Guardrail — never use model consensus as the completion signal. A loop's success/exit signal must come from an external, mechanical verification (tests pass, a metric crosses a threshold, a check exits 0) — not from an LLM (or N copies of one model) judging its own work "done." Agreement among same-model passes is circular: they converge on a confidently-wrong "finished" with no outside ground truth. (Adversarial review by a different model is fine as a finding generator; it is not a completion oracle. The done-condition stays mechanical.) This is the one durable lesson from "until-done" autonomous loops — bound the loop by a verifiable signal, never by self-assessed consensus.

Proposal Format

Propose 1 to 5 loops, ordered by expected value and safety.

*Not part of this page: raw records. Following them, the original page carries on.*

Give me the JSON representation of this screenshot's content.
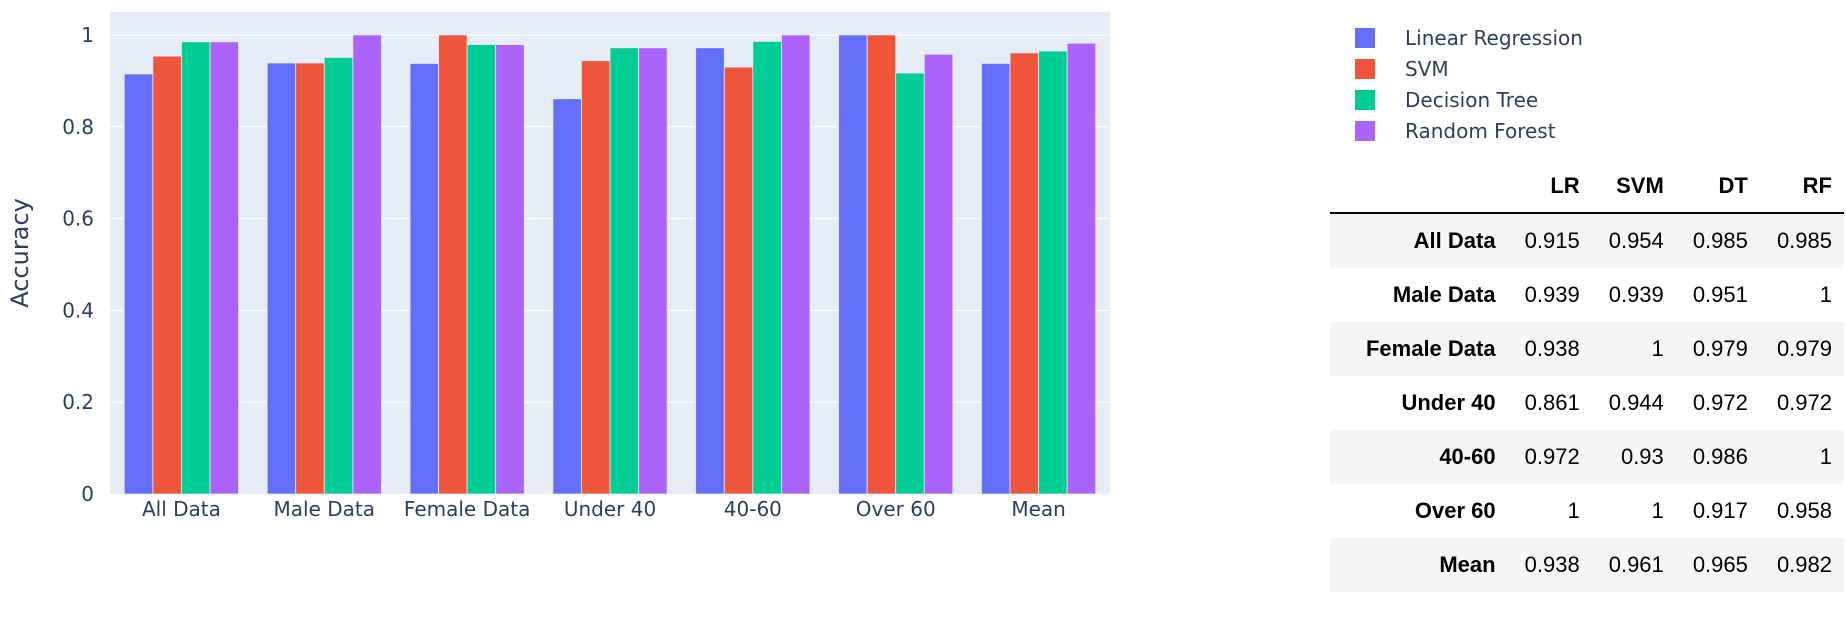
{
  "chart_data": {
    "type": "bar",
    "categories": [
      "All Data",
      "Male Data",
      "Female Data",
      "Under 40",
      "40-60",
      "Over 60",
      "Mean"
    ],
    "series": [
      {
        "name": "Linear Regression",
        "color": "#636efa",
        "values": [
          0.915,
          0.939,
          0.938,
          0.861,
          0.972,
          1,
          0.938
        ]
      },
      {
        "name": "SVM",
        "color": "#ef553b",
        "values": [
          0.954,
          0.939,
          1,
          0.944,
          0.93,
          1,
          0.961
        ]
      },
      {
        "name": "Decision Tree",
        "color": "#00cc96",
        "values": [
          0.985,
          0.951,
          0.979,
          0.972,
          0.986,
          0.917,
          0.965
        ]
      },
      {
        "name": "Random Forest",
        "color": "#ab63fa",
        "values": [
          0.985,
          1,
          0.979,
          0.972,
          1,
          0.958,
          0.982
        ]
      }
    ],
    "ylabel": "Accuracy",
    "xlabel": "",
    "ylim": [
      0,
      1.05
    ],
    "yticks": [
      0,
      0.2,
      0.4,
      0.6,
      0.8,
      1
    ],
    "ytick_labels": [
      "0",
      "0.2",
      "0.4",
      "0.6",
      "0.8",
      "1"
    ],
    "grid": true,
    "legend_position": "top-right",
    "plot_background": "#e5ecf6"
  },
  "table": {
    "headers": [
      "",
      "LR",
      "SVM",
      "DT",
      "RF"
    ],
    "rows": [
      {
        "label": "All Data",
        "values": [
          "0.915",
          "0.954",
          "0.985",
          "0.985"
        ]
      },
      {
        "label": "Male Data",
        "values": [
          "0.939",
          "0.939",
          "0.951",
          "1"
        ]
      },
      {
        "label": "Female Data",
        "values": [
          "0.938",
          "1",
          "0.979",
          "0.979"
        ]
      },
      {
        "label": "Under 40",
        "values": [
          "0.861",
          "0.944",
          "0.972",
          "0.972"
        ]
      },
      {
        "label": "40-60",
        "values": [
          "0.972",
          "0.93",
          "0.986",
          "1"
        ]
      },
      {
        "label": "Over 60",
        "values": [
          "1",
          "1",
          "0.917",
          "0.958"
        ]
      },
      {
        "label": "Mean",
        "values": [
          "0.938",
          "0.961",
          "0.965",
          "0.982"
        ]
      }
    ]
  }
}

For each loop, use exactly this structure:

## Loop <N> — <short name>

- Objective: <what this loop is trying to improve>
- Why now: <evidence from KB, tests, issues, CI, or code>
- Confidence: high | medium | low
- Writable scope: <specific files, directories, or globs>
- Read-only context: <files/docs/tests/issues to consult but not modify>
- Metric: <single primary metric or binary pass condition>
- Verify: `<command>`
- Guard: `<command or none>`
- Max iterations: <integer between 3 and 5; pick lower for high-risk scopes>
- Risk: low | medium | high
- Keep rule: <when a change is kept>
- Discard rule: <when a change is reverted or abandoned>
- KB basis: <spec/properties/architecture refs, or “none”>

After the proposals, add:

## Recommendation

- Best starting loop: <Loop N>
- Why: <why this one is the best first candidate>
- Missing setup: <anything the user should define before execution, or “none”>

## Tool Opportunities

For each loop proposed above, identify patterns that could become deterministic tools
instead of LLM judgment. Optional section — only include if a genuine opportunity exists.

Format:

[TOOL] — replaces: Trigger: <when this tool would run — CI, pre-commit, post-edit> Output: <what it produces — exit code, report, annotation>


Examples:
- [TOOL] Custom linter rule for missing auth guards — replaces: reviewer manually checking auth on each new endpoint
- [TOOL] Schema diff checker — replaces: LLM comparing API responses to spec definitions

Rules

Do not start editing code as part of this skill
Do not propose an unbounded loop by default; bounded loops only
Prefer deterministic metrics over subjective judgment
If no trustworthy verification signal exists, say so explicitly and refuse to propose an execution-ready loop
If KB exists and conflicts with issues or code, note the contradiction instead of papering over it
If confidence is low because KB is absent, say that explicitly

When to Go Back

Condition	Action
No measurable verification signal exists for any candidate	Stop — do not propose a loop; report to human
KB contradicts the proposed improvement area	Stop — surface the contradiction, do not paper over it

What Next

Primary path: pass the approved loop spec as $ARGUMENTS to /improvement-loop.